Но порой вдруг странное, непонятное чувство охватывало меня: он задыхался, а я ловила себя на том, что мне больно за него, за его смертные, должно быть, непереносимые муки.
Мой разум восставал против меня, призывая на помощь те ставшие далекими воспоминания, которым суждено никогда не исчезнуть из моей памяти.
Тогда мне становилось жаль, но не его, а маму. Иной раз я жалела даже саму себя. Ведь у всех моих подруг были нормальные семьи, и только у меня одной была самая настоящая драма в семье, драма, о которой никому не скажешь, ни с кем не поделишься…
Много лет прошло с той поры. И, хотя я изо всех сил оберегала от мамы эту постыдную тайну, все-таки не могу с уверенностью сказать, что она ни о чем не догадывалась. Потому что был один случай, так и оставшийся для меня неразгаданным, я не раз возвращалась к нему мысленно, пытаясь понять, в чем же там дело, но так и не поняла ничего.
Помню, пришла я из школы. Тогда я училась в девятом классе, уже вступила в комсомол, у меня было множество общественных нагрузок, и обычно я возвращалась из школы поздно.
А тут пришла раньше обычного и остановилась: мама сидела за столом, закрыв лицо обеими руками, плечи ее вздрагивали. Я бросилась к ней:
— Мама, что с тобой?
Я обняла ее, она отвернулась от меня, всхлипывая, и вдруг показалась мне такой беззащитной, потерянной. Сердце мое упало.
«А может быть, — подумала я, — отчим сам все рассказал маме, решив уйти к Аглае?»

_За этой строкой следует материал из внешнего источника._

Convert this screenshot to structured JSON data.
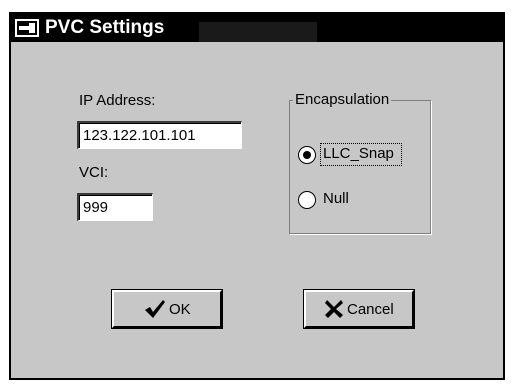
{
  "window": {
    "title": "PVC Settings",
    "icon": "network-plug-icon"
  },
  "form": {
    "ip_label": "IP Address:",
    "ip_value": "123.122.101.101",
    "vci_label": "VCI:",
    "vci_value": "999"
  },
  "encapsulation": {
    "legend": "Encapsulation",
    "options": [
      {
        "label": "LLC_Snap",
        "selected": true
      },
      {
        "label": "Null",
        "selected": false
      }
    ]
  },
  "buttons": {
    "ok_label": "OK",
    "ok_icon": "checkmark-icon",
    "cancel_label": "Cancel",
    "cancel_icon": "x-icon"
  }
}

— Скажи, что с тобой? — настойчиво допытывалась я.
Но мама не отвечала.
— Зачем тебе знать? — наконец спросила она, всхлипывая и по-прежнему закрыв лицо руками.

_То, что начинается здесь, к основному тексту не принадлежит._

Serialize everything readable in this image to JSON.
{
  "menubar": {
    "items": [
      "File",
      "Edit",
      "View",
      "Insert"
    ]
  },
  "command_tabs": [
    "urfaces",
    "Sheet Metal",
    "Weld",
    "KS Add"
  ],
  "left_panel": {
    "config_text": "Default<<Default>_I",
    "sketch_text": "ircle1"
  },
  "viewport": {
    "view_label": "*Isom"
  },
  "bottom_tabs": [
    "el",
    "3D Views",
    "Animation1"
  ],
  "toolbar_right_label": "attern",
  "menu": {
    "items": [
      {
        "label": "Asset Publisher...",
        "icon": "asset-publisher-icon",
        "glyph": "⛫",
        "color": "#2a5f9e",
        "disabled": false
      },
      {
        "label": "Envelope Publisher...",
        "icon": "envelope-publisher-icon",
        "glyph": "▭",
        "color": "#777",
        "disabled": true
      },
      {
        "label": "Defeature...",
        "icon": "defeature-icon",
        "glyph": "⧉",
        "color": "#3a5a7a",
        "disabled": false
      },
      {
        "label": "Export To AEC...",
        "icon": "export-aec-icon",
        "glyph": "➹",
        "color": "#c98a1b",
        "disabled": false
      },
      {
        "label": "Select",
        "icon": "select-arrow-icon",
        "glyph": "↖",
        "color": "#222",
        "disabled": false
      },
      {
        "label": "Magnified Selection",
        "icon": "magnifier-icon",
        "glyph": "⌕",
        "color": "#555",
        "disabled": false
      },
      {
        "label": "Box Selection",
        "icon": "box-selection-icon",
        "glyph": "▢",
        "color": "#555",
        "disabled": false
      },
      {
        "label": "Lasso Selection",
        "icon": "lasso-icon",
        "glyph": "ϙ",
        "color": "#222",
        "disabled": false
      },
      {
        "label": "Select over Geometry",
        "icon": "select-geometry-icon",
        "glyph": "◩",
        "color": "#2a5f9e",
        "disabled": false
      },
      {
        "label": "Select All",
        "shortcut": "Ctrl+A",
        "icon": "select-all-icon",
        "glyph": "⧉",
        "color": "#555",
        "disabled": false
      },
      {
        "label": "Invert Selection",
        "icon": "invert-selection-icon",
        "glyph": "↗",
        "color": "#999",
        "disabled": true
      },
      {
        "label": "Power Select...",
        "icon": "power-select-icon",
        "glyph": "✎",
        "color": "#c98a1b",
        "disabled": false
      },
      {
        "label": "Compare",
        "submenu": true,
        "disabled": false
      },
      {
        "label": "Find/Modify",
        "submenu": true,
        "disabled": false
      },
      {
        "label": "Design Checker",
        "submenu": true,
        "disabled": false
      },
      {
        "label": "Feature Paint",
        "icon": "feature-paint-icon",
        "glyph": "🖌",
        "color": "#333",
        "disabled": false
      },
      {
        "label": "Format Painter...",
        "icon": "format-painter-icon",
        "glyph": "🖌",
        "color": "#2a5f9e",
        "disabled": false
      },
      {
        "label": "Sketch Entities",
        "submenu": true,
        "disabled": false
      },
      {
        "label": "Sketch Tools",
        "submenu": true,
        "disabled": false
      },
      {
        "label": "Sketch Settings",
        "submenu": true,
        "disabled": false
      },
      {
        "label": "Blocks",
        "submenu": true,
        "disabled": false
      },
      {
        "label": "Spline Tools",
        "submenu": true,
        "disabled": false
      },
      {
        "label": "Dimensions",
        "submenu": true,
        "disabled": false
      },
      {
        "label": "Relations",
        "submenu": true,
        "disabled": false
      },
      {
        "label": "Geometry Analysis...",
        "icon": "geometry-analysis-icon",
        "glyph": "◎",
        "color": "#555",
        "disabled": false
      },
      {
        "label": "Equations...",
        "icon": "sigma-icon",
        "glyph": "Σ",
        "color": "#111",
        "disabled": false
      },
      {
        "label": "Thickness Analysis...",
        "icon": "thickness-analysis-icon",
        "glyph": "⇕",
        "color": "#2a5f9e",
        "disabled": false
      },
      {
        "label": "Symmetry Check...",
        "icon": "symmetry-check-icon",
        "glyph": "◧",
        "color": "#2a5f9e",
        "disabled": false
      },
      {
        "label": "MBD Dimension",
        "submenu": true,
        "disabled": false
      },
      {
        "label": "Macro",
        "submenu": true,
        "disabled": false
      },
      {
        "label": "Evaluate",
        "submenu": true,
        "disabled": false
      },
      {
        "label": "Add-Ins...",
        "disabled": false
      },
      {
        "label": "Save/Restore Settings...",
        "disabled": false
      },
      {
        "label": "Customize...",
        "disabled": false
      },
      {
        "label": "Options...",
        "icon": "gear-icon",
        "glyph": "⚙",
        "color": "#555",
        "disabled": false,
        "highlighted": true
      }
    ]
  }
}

В этот самый момент вошел отчим.
Он тоже (надо же, чтобы все так совпало!) вернулся раньше обычного с работы. Быстрым взглядом окинул маму, меня, спросил торопливо, я безошибочно ощутила испуг в его голосе:
— Что такое? Почему мама плачет?
— Не знаю, — ответила я.
Он покраснел, потом резко побледнел. Была у него такая особенность: заливаться румянцем и вдруг быстро бледнеть.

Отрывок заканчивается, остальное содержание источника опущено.